世界制覇を約束するシャルルマーニュの護符“サファイア”(青玉)

9世紀の初め頃、ヨーロッパのほとんどを支配下に置いたフランク王国国王シャルルマーニュ(カール大帝)は、敬虔なキリスト教徒であり、聖なるジュエリーを愛好したことで知られている。
数多いジュエリーの中で彼が最も愛したのが、今日、寺院の護符として最も有名な“シャルルマーニュの護符”と呼ばれるサファイアである。

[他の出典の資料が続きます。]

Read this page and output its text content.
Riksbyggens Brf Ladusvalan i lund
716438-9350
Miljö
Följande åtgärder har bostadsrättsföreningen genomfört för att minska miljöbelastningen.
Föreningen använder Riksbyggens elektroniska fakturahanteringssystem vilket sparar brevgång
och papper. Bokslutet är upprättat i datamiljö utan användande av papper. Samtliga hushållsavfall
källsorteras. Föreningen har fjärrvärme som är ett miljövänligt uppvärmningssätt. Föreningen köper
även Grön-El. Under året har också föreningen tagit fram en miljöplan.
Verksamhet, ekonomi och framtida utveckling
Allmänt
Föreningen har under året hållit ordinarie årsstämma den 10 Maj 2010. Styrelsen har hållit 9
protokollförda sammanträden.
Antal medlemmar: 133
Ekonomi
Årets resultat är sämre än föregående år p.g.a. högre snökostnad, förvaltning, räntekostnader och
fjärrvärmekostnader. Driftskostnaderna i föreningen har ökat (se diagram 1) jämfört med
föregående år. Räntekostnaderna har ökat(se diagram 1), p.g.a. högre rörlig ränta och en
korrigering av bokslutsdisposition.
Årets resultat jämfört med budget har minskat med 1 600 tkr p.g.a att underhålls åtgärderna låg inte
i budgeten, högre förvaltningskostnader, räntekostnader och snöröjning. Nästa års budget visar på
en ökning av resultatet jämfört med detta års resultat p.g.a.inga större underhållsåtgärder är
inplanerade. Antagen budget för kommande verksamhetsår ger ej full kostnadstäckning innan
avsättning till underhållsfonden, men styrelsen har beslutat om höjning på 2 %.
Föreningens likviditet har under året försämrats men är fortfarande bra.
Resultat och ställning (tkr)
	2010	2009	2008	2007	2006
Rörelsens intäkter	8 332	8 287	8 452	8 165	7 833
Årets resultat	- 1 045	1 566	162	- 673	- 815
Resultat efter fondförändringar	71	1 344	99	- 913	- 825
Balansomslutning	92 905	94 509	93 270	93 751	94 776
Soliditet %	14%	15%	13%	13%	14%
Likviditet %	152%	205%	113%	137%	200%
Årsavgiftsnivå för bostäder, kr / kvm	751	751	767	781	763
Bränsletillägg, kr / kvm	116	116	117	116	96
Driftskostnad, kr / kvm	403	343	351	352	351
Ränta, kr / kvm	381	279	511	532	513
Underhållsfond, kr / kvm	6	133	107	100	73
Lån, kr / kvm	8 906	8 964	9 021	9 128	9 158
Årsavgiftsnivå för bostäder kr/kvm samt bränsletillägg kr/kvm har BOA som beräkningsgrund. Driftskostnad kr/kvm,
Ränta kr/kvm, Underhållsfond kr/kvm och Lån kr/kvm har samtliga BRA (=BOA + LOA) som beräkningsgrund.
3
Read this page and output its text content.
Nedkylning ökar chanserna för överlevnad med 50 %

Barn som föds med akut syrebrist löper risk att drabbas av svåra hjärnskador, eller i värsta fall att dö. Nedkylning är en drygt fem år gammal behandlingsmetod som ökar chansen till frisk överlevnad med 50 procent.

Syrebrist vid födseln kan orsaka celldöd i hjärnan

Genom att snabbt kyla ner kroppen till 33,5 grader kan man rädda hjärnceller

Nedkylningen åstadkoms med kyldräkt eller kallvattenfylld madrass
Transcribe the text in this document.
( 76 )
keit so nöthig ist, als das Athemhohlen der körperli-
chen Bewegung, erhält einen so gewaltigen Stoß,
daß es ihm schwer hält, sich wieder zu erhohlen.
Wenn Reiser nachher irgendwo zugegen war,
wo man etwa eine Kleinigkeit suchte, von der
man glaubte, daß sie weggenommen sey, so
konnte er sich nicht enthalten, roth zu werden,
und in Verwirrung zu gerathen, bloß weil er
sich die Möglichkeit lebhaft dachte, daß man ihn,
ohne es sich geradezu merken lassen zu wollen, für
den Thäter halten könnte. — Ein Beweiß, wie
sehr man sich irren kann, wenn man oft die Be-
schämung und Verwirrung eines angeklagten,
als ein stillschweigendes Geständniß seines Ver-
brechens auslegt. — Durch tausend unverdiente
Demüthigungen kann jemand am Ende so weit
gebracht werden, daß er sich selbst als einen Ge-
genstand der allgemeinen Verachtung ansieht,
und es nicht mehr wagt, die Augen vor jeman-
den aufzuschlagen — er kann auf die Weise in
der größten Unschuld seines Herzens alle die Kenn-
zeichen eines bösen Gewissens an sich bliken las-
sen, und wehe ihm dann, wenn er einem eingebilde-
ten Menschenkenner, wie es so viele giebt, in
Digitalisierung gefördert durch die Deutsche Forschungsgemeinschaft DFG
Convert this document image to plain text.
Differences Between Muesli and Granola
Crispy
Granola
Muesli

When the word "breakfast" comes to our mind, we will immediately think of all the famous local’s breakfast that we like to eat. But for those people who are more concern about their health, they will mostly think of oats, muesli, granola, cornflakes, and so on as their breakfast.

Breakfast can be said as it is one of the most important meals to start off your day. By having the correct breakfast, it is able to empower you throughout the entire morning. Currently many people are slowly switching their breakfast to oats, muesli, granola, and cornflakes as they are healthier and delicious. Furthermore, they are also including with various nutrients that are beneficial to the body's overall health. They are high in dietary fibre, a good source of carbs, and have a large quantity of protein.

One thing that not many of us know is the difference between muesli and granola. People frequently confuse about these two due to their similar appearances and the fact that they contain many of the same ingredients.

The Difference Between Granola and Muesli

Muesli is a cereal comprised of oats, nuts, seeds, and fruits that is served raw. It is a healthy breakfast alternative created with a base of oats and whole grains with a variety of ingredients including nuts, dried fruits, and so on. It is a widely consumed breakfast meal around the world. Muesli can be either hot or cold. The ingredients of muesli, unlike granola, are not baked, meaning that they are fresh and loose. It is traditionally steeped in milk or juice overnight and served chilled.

Charlemagne's talisman.jpg

“シャルルマーニュの護符”は一種のペンダントで、金縁のサファイアにイエス・キリストが磔にされた十字架の木片が挟まれ、縁飾りにエメラルド・ガーネット・真珠などが嵌め込まれている。

シャルルマーニュがこのペンダントを大事にしたのはキリストへの信仰心の表れだったに違いないが、妻への愛の証しでもあったという説がある。
このペンダントは元々はシャルルマーニュの妻の持ち物だったが、妻に先立たれたシャルルマーニュが、形見として生涯身に付けたのだ。

Karl der Große.jpg

そして“シャルルマーニュの護符”は、シャルルマーニュの死後、彼の遺体と共に永遠に墓の中で眠るはずだったが、時の権力者達がそれを許さなかった。
起源1000年、「シャルルマーニュの護符を持つ者は世界を支配できる。」という伝説を信じた神聖ローマ帝国皇帝オットー3世が、シャルルマーニュの墓を暴いて護符を奪った。オットー3世は23歳の若さで夭逝し、世界制覇の夢を果たすことは出来なかったが…

それから数百年の間、“シャルルマーニュの護符”はアーヘン大聖堂の宝物庫に眠ることになったが、1804年、シャルルマーニュ大帝に心酔するナポレオンの妻ジョセフィーヌが護符を手に入れた。最終的にナポレオンが失脚したのは、護符の持ち主であるジョセフィーヌと離縁したからではないかという意見もある。

その後、“シャルルマーニュの護符”は、ジョセフィーヌと先夫との娘オルタンスの手を経て、その子供であるナポレオン3世に受け継がれ、1920年にナポレオン3世の夫人からランスの大司教へ寄贈されたと言われている。